In response to public concerns that their diamond purchases were contributing to war and human rights abuses in central and western Africa, the United Nations, the diamond industry and diamond-trading nations introduced the Kimberley Process in 2002. The Kimberley Process aims to ensure that conflict diamonds do not become intermixed with the diamonds not controlled by such rebel groups. This is done by requiring diamond-producing countries to provide proof that the money they make from selling the diamonds is not used to fund criminal or revolutionary activities. Although the Kimberley Process has been moderately successful in limiting the number of conflict diamonds entering the market, some still find their way in. According to the International Diamond Manufacturers Association, conflict diamonds constitute 2–3% of all diamonds traded. Two major flaws still hinder the effectiveness of the Kimberley Process: (1) the relative ease of smuggling diamonds across African borders, and (2) the violent nature of diamond mining in nations that are not in a technical state of war and whose diamonds are therefore considered "clean".
The Canadian Government has set up a body known as the Canadian Diamond Code of Conduct to help authenticate Canadian diamonds. This is a stringent tracking system of diamonds and helps protect the "conflict free" label of Canadian diamonds.
Mineral resource exploitation in general causes irreversible environmental damage, which must be weighed against the socio-economic benefits to a country.
Social influences
While the majority of today's diamonds are mined using modern means by a very few internationally operating corporations like De Beers, the exorbitant price paid for diamonds results in excavations taking place under deplorable and sometimes life-threatening conditions, especially in the world's underdeveloped regions and crisis zones. Even when individual miners find diamonds, the rough diamonds are usually sold cheaply to local rulers, leaving only a fraction of the profits for the actual miners.
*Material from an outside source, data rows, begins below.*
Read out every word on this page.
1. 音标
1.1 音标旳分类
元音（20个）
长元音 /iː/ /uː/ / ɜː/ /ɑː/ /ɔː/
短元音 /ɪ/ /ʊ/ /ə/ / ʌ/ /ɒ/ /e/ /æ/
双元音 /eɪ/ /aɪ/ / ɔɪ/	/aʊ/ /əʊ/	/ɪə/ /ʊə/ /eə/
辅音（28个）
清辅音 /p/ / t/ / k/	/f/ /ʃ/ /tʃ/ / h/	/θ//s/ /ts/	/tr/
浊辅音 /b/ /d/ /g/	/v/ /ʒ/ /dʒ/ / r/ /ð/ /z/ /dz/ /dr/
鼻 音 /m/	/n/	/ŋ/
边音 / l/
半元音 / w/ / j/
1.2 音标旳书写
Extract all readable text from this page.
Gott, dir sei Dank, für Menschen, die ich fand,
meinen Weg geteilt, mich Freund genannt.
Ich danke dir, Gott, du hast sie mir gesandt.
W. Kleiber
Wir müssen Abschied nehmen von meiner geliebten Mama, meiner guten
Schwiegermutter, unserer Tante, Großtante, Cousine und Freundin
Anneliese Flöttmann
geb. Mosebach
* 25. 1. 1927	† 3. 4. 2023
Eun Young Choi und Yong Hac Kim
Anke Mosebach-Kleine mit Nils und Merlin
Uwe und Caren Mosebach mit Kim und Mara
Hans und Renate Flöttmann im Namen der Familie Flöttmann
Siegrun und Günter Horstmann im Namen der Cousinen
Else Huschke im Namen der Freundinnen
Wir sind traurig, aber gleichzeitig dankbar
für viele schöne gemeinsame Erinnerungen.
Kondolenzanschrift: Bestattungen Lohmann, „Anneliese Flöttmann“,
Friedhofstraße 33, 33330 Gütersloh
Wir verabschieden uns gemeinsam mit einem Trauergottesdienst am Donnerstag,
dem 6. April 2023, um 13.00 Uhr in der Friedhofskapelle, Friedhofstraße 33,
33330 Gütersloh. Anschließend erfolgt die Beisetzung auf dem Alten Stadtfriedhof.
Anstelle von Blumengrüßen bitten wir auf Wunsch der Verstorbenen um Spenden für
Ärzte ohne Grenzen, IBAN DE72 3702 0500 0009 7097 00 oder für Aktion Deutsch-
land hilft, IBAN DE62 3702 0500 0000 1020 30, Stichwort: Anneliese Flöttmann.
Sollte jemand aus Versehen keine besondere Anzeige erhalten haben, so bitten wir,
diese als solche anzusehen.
Profits from the diamond trade are also used to finance several civil wars on the African continent, such as in the Democratic Republic of Congo. For this reason, efforts are being made to stop the trade in these blood diamonds, or conflict diamonds. However, it is not easy to determine a diamond's origin by looking at it, and certificates supposed to provide proof of origin are often forged. It is possible to individually mark diamonds with lasers. The origin can then be verified using this identification number.
In the illegal arms trade, especially in West Africa, payment in diamonds is not uncommon. The reasons for this are obvious: they are small (therefore easy to transport and conceal), valuable, and their value fluctuates little. None of this is usually the case with local currencies.